Im Hinblick auf die Sicherheitslage in Bagdad besteht keine erhebliche konkrete Gefahr im Sinne des § 60 Abs. 7 Satz 1 AufenthG, insbesondere vor dem Hintergrund der angeblichen Bedrohung durch schiitische Milizen liegen die Voraussetzungen eines Abschiebungsverbots nach § 60 Abs. 7 Satz 1 AufenthG nicht vor. Es wird auf die Ausführungen zur Frage der Zuerkennung der Flüchtlingseigenschaft verwiesen.
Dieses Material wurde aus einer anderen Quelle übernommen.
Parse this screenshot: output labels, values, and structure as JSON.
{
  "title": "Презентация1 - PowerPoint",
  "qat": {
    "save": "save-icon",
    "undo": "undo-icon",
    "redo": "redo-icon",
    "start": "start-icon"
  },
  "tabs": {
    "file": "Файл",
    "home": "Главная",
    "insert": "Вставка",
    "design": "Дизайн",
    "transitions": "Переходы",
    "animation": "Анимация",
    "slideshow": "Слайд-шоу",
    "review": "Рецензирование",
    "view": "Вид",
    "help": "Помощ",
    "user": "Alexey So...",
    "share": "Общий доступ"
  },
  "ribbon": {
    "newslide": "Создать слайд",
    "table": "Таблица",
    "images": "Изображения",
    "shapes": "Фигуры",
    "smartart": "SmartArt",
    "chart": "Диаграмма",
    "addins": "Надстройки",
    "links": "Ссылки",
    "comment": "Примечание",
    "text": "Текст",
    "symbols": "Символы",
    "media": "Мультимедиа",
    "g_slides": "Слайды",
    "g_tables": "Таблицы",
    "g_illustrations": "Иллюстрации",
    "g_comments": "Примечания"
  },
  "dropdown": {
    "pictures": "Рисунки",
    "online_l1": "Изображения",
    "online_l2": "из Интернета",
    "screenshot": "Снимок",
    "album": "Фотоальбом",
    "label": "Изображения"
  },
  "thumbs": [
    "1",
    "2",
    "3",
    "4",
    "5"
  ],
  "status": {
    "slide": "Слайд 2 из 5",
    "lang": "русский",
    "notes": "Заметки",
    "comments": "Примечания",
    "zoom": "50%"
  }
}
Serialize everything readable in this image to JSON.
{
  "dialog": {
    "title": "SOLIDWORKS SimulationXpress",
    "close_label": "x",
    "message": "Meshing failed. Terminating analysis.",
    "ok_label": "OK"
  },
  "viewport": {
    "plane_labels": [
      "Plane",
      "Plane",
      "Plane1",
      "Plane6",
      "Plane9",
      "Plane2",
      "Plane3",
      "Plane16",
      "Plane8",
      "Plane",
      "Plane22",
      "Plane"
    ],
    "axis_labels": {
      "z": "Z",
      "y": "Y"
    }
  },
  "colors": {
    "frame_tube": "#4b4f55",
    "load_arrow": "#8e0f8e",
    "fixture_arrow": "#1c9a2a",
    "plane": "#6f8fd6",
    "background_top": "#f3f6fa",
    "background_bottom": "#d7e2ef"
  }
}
Gefahren im Sinne des § 60 Abs. 7 Satz 1 AufenthG, denen die Bevölkerung oder die Bevölkerungsgruppe, der der Ausländer angehört, allgemein ausgesetzt ist, sind bei Anordnungen nach § 60 a Abs. 1 Satz 1 AufenthG zu berücksichtigen. Im Einzelfall kann vor dem Hintergrund einer allgemeinen Gefahr ein Abschiebungsverbot ausnahmsweise in Betracht kommen, wenn eine Abschiebung in den Heimatstaat aufgrund der hohen Wahrscheinlichkeit des Eintritts einer allgemeinen Gefahr verfassungsrechtlich unzumutbar erscheint. Dieser hohe Wahrscheinlichkeitsgrad kann allerdings nur dann angenommen werden, wenn der Ausländer im Falle der Abschiebung „gleichsam sehenden Auges dem sicheren Tod oder schwersten Verletzungen ausgeliefert würde“ (BVerwG, B. v. 14.11.2017 – 10 B 47/07 – juris). Es ist, wie bereits dargelegt, nicht ersichtlich, dass den Klägern für den Fall der Rückkehr nach Bagdad eine derartige Gefahrenlage drohen würde. Es kann trotz der schwierigen Sicherheits- und Versorgungslage im Irak nicht mit der erforderlichen Wahrscheinlichkeit davon ausgegangen werden, dass jeder in den Irak zurückkehrenden Person aufgrund der allgemeinen Verhältnisse vor Ort eine existenzielle Gefahr droht. Im Übrigen hat das Bayerische Staatsministerium des Innern, für Bau und Verkehr mit Rundschreiben vom 10.8.2012 (Az. IA2-2081.13-15) in der Fassung vom 3.3.2014 verfügt, dass irakische Staatsangehörige mit Ausnahme von Straftätern aus den autonomen Kurdengebieten nicht zwangsweise zurückgeführt und weiterhin im Bundesgebiet geduldet werden. Vor diesem Hintergrund ist davon auszugehen, dass hinsichtlich allgemeiner Gefahren ein wirksamer Schutz vor Abschiebung besteht.
IV.
Zweifel an der Rechtmäßigkeit des Bescheids im Übrigen bestehen nicht.
Die Kostenentscheidung beruht auf § 154 Abs. 1 VwGO. Gerichtskosten werden nicht erhoben, § 83 b AsylG.
Die Entscheidung über die vorläufige Vollstreckbarkeit ergibt sich aus § 167 VwGO i.V.m. §§ 708 ff. VwGO.